En conclusion, il ressort de l'instruction du dossier que la concentration notifiée n'est pas de nature à porter atteinte à la concurrence, notamment par création ou renforcement de position dominante. Je vous informe donc que j'autorise cette opération.
Je vous prie d'agréer, Maîtres, l'expression de mes sentiments les meilleurs.
Nota. - A la demande des parties notifiantes, des informations relatives au secret des affaires ont été occultées et la part de marché exacte remplacée par une fourchette plus générale.

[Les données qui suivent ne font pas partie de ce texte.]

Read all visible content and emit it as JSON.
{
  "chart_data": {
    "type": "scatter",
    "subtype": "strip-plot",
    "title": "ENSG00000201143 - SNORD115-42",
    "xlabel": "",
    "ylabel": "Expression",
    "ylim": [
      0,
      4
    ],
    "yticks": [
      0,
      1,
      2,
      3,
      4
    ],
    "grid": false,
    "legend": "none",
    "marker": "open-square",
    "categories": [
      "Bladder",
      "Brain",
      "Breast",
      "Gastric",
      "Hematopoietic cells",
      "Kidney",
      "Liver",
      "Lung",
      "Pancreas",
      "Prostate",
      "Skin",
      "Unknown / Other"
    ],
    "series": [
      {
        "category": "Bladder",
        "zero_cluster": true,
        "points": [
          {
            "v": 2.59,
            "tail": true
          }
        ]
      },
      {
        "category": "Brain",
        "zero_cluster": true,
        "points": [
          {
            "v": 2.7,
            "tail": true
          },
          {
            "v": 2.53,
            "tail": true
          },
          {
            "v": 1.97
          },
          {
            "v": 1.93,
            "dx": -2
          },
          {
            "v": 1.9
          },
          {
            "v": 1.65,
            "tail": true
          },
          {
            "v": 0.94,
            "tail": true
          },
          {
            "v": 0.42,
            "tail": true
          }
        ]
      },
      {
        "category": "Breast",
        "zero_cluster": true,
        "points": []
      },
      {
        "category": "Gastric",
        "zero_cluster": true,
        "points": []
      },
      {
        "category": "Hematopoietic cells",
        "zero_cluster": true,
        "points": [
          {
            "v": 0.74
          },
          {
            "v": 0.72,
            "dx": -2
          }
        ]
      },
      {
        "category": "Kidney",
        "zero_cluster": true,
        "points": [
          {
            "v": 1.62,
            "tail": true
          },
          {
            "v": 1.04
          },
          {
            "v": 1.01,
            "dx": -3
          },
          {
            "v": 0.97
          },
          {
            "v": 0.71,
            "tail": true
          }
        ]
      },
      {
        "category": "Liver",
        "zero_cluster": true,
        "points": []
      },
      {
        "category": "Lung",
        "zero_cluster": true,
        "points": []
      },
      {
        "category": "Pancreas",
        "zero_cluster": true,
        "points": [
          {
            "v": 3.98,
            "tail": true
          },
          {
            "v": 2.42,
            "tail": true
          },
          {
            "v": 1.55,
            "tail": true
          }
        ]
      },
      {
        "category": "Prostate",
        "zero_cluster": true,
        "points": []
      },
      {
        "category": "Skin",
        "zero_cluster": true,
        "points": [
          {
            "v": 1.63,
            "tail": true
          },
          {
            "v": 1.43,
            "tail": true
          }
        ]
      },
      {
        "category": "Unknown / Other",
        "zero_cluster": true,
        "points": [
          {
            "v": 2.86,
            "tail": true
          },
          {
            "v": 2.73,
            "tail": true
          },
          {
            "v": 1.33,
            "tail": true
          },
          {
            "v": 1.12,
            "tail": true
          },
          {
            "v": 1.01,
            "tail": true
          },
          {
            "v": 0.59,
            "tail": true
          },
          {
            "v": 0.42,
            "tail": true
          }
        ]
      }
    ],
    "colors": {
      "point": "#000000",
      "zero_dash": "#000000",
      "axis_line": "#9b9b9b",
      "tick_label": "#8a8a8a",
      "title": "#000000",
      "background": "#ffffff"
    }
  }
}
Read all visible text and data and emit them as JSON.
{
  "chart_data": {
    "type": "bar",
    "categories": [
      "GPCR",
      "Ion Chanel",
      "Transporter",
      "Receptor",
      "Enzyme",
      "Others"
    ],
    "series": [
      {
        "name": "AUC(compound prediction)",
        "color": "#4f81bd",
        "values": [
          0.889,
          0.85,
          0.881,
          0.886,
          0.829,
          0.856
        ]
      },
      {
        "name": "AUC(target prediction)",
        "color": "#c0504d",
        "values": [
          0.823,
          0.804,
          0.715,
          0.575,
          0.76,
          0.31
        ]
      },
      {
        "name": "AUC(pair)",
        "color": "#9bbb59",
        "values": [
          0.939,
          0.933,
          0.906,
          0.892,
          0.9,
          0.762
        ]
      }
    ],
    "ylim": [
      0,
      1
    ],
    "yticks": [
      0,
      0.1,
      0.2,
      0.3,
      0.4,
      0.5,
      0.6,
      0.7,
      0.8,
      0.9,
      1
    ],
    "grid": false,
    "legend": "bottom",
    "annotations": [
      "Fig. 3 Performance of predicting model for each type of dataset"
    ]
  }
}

Ces informations relèvent du " secret d'affaires ", en application de l'article 8 du décret n° 2002-689 du 30 avril 2002 fixant les conditions d'application du livre IV du Code de commerce relatif à la liberté des prix et de la concurrence.
NOTE (S) :
(1) Cf. les opérations Gueudet/Degand et GGBA/SNAT, autorisées les 17 et 25 octobre 2002 (décisions en instance de publication au BOCCRF).
(2) Le réseau primaire Renault compte à ce jour plusieurs centaines de sites, organisés autour de 62 succursales et 342 concessions indépendantes, le réseau secondaire Renault comptant un peu plus de 5 500 agents, dont 124 revendeurs agréés (VAR).
(3) Cf. par exemple décision Ford/Volvo n° IV-M.1452 en date du 26 mars 1999.
(4) Règlement (CE) n° 1400-2002 du 31 juillet 2002 concernant l'application de l'article 81 paragraphe 3 du traité à des catégories d'accords verticaux et de pratiques concertées dans le secteur automobile.
(5) Règlement CE n° 1400-2002 précité.
(6) Dont la proportion s'élèverait à environ 8 % en moyenne en France selon une étude publiée par la Commission européenne.